Gericht: Oberlandesgericht Koblenz
Beschluss verkündet am 27.11.2003
Aktenzeichen: 1 Ss 315/03
Rechtsgebiete: OWiG


Vorschriften:

OWiG § 73 II
1. Liegen die Voraussetzungen der Entbindung von der Pflicht zum Erscheinen in der Hauptverhandlung vor, hat das Amtsgericht dem Antrag des Betroffenen zu entsprechen. Ein Ermessen steht ihm nicht zu.

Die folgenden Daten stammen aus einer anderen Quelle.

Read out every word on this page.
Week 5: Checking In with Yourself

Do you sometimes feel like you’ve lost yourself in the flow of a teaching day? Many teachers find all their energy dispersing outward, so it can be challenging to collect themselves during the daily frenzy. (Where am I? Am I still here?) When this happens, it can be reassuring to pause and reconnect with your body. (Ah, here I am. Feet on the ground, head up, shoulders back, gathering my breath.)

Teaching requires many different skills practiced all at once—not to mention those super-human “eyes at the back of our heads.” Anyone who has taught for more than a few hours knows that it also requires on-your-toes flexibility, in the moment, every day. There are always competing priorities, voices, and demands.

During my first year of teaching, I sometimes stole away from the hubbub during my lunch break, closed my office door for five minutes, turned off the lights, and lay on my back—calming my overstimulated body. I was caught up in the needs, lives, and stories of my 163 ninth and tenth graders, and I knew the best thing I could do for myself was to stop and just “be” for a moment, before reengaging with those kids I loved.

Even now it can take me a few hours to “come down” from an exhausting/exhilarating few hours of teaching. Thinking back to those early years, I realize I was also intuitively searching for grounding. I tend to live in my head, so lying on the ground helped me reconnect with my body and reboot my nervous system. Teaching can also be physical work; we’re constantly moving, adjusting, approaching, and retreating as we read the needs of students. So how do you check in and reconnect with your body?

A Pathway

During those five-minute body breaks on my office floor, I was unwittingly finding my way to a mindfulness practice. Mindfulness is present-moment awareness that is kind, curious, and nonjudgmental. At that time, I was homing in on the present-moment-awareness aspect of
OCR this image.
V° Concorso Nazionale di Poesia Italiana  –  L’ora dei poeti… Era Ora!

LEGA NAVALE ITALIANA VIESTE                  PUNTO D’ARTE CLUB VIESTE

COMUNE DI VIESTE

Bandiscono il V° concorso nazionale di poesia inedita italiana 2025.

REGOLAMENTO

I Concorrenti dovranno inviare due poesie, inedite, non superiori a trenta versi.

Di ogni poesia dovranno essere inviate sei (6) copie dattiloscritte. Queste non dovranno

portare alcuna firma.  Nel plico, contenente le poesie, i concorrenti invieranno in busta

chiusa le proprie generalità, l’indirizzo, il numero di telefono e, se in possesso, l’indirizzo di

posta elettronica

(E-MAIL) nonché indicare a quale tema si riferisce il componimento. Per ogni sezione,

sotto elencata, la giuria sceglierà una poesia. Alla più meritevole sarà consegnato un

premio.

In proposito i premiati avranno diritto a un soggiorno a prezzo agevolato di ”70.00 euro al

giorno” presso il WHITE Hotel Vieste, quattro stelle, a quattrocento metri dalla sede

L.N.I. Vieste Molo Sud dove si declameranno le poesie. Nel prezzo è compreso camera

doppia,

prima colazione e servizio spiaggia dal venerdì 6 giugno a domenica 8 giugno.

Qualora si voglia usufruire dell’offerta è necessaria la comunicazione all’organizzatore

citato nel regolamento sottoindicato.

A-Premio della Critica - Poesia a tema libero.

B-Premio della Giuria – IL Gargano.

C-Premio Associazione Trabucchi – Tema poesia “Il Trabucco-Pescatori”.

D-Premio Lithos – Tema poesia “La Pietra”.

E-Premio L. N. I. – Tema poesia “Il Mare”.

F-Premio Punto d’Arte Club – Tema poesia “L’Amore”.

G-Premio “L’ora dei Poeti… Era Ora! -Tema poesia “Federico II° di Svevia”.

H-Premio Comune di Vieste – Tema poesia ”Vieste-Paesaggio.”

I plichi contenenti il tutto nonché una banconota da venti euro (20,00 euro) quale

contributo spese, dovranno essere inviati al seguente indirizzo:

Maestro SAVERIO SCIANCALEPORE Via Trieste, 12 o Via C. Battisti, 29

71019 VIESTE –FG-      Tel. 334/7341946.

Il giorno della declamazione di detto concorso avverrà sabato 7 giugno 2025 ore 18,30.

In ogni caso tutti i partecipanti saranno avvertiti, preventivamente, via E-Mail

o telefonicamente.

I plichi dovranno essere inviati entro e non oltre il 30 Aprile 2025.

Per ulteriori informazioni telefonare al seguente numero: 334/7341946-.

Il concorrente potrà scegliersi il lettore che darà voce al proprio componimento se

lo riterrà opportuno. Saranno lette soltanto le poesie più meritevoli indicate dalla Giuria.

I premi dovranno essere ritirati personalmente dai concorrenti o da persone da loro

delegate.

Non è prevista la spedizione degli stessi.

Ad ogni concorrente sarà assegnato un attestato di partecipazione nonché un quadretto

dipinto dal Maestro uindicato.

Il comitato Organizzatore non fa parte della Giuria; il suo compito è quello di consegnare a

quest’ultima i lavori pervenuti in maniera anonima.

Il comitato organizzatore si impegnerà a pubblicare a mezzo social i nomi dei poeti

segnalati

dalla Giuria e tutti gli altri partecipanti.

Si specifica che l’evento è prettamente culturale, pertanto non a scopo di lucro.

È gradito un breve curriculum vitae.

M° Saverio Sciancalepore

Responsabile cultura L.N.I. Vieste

2. Erklärt der Betroffene, er werde von seinem Schweigerecht Gebrauch machen, kann sein Entpflichtungsantrages kann nicht mit der Begründung abgelehnt werden, er werde sich dies in der Hauptverhandlung vielleicht anders überlegen.


Geschäftsnummer: 1 Ss 315/03 2040 Js 34823/03 StA Koblenz

In der Bußgeldsache

wegen Geschwindigkeitsüberschreitung hier: Rechtsbeschwerde des Betroffenen

hat der 1. Strafsenat des Oberlandesgerichts Koblenz durch den Vorsitzenden Richter am Oberlandesgericht von Tzschoppe, den Richter am Oberlandesgericht Summa und die Richterin am Oberlandesgericht Hardt

am 27. November 2003 beschlossen:

Tenor:

Auf die Rechtsbeschwerde des Betroffenen wird das Urteil des Amtsgerichts Bad Neuenahr-Ahrweiler vom 9. September 2003 aufgehoben und die Sache zu neuer Verhandlung und Entscheidung, auch über die Rechtsmittelkosten, an dieselbe Abteilung dieses Gerichts zurückverwiesen.

Gründe:

Die form- und fristgerecht eingelegte sowie begründete Rechtsbeschwerde des Betroffenen richtet sich gegen das Urteil des Amtsgerichts Bad Neuenahr-Ahrweiler vom 9. September 2003, durch das sein Einspruch gegen den Bußgeldbescheid der Kreisverwaltung Bad Neuenahr-Ahrweiler vom 24. April 2003 (Bußgeld von 100 € und 1 Monat Fahrverbot wegen Überschreitung der außerörtlichen Höchstgeschwindigkeit um 41 km/h) gemäß § 74 Abs. 2 OWiG verworfen wurde.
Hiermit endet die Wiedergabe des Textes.